What we now call ‘public health’ emerged around the turn of the 20th century, slightly earlier in Germany. It is not a scientific undertaking, but an ideological and political movement. (I developed this idea in a Regulation article,”The dangers of public health”, and an article from the Reason Foundation: “Public health models and related government interventions.”) During the Progressive Era, the public health movement and at least one Surgeon General advocated eugenics and mandatory sterilization. In an article about “UVA and the History of Race: Eugenics, the Racial Integrity Act, Health Disparities”, P. Preston Renolds, professor of medicine and nursing at the University of Virginia, mentions how the fifth Surgeon General of the United States, Hugh Smith Cumming, with two assistant surgeons general,
brought eugenic racism to the tobacco fields of rural Alabama. Here they conducted the infamous Tuskegee Syphilis Study, which followed nearly 400 black men for forty years in an effort to document how the disease manifested in black individuals left untreated. The tragedy is that after the discovery of penicillin as a cure for syphilis after World War II, these men were never informed of their disease nor offered curative therapy.

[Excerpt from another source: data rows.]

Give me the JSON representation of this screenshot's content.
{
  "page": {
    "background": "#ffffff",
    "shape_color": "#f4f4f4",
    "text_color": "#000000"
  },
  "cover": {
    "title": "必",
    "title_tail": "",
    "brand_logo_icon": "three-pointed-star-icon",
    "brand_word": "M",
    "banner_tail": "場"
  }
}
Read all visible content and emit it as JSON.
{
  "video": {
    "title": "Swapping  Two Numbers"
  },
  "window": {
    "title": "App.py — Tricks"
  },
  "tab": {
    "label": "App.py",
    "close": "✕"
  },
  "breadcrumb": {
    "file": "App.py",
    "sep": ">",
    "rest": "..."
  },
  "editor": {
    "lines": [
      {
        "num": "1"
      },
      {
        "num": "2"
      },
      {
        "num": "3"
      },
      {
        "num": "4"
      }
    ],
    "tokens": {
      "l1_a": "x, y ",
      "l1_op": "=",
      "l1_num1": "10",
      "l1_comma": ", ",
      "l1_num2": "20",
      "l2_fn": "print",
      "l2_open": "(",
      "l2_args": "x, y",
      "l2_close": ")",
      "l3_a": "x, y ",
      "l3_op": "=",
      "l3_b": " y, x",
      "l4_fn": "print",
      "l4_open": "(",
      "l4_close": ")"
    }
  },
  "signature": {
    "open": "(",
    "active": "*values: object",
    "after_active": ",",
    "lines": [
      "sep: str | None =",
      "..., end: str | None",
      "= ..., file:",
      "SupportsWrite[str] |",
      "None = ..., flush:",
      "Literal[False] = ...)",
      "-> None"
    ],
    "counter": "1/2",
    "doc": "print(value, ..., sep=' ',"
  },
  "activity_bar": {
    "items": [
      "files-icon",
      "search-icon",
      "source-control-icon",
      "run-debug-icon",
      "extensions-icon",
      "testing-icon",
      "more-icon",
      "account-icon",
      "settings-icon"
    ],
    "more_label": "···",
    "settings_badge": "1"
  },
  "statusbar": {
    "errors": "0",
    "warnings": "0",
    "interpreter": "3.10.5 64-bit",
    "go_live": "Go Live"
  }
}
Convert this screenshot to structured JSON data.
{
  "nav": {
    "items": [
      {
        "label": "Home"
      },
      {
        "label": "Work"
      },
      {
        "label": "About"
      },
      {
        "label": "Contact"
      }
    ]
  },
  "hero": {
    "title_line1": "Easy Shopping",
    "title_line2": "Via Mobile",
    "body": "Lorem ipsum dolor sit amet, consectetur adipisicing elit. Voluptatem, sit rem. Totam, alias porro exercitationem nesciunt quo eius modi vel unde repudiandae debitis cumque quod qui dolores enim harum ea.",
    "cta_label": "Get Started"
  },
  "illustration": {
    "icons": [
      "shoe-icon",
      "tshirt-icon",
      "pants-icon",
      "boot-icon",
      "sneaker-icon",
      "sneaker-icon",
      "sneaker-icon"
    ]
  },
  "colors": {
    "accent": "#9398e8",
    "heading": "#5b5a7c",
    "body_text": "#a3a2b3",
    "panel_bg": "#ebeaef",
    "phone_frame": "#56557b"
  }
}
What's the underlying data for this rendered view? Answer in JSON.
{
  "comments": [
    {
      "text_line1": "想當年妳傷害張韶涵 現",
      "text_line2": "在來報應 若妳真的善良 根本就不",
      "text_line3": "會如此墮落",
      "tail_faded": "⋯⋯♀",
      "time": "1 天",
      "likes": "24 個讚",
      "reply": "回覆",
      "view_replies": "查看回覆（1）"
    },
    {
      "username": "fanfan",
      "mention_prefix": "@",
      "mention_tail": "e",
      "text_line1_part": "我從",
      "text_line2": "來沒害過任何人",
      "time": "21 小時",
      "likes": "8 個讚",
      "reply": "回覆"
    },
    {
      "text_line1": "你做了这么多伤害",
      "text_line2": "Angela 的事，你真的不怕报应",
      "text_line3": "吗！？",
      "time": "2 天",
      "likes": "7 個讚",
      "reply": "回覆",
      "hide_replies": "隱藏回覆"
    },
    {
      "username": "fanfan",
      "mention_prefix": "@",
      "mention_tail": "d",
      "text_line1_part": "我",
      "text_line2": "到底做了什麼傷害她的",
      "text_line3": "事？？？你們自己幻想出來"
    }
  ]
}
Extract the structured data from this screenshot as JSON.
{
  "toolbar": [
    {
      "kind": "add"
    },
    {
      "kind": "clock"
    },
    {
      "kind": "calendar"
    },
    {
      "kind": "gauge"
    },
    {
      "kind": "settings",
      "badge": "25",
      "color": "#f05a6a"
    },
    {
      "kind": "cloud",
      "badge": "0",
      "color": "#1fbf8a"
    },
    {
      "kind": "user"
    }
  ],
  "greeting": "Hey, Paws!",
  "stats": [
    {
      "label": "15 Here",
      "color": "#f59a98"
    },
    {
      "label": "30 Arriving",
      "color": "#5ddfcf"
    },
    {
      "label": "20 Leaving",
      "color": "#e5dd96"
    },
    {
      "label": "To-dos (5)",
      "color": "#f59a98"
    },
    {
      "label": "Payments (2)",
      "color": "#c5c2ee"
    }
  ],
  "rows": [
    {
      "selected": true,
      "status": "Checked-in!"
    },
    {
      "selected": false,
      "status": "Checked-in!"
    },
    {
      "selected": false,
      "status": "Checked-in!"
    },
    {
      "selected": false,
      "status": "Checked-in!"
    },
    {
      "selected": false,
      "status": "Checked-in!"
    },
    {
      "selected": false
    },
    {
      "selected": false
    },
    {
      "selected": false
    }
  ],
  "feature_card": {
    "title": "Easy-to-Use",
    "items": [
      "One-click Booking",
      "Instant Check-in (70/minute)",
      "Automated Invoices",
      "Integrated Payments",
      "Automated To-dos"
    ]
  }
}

In many ways, “public health” is the label for fashionable lifestyles encouraged, if not coercively imposed, by the government. Consider the decades-long persecution of smokers by banning restaurants, bars and other private establishments from welcoming them freely. Public health is government coercion with a human face. It is a surreal experience to see the Surgeon General, dressed in the uniform of his authoritative Vice Admiral, passing judgment on the lifestyle choices his nation’s patients should make (see “American gun violence is a public health crisis, the surgeon general warns,” Wall Street JournalJune 26, 2024).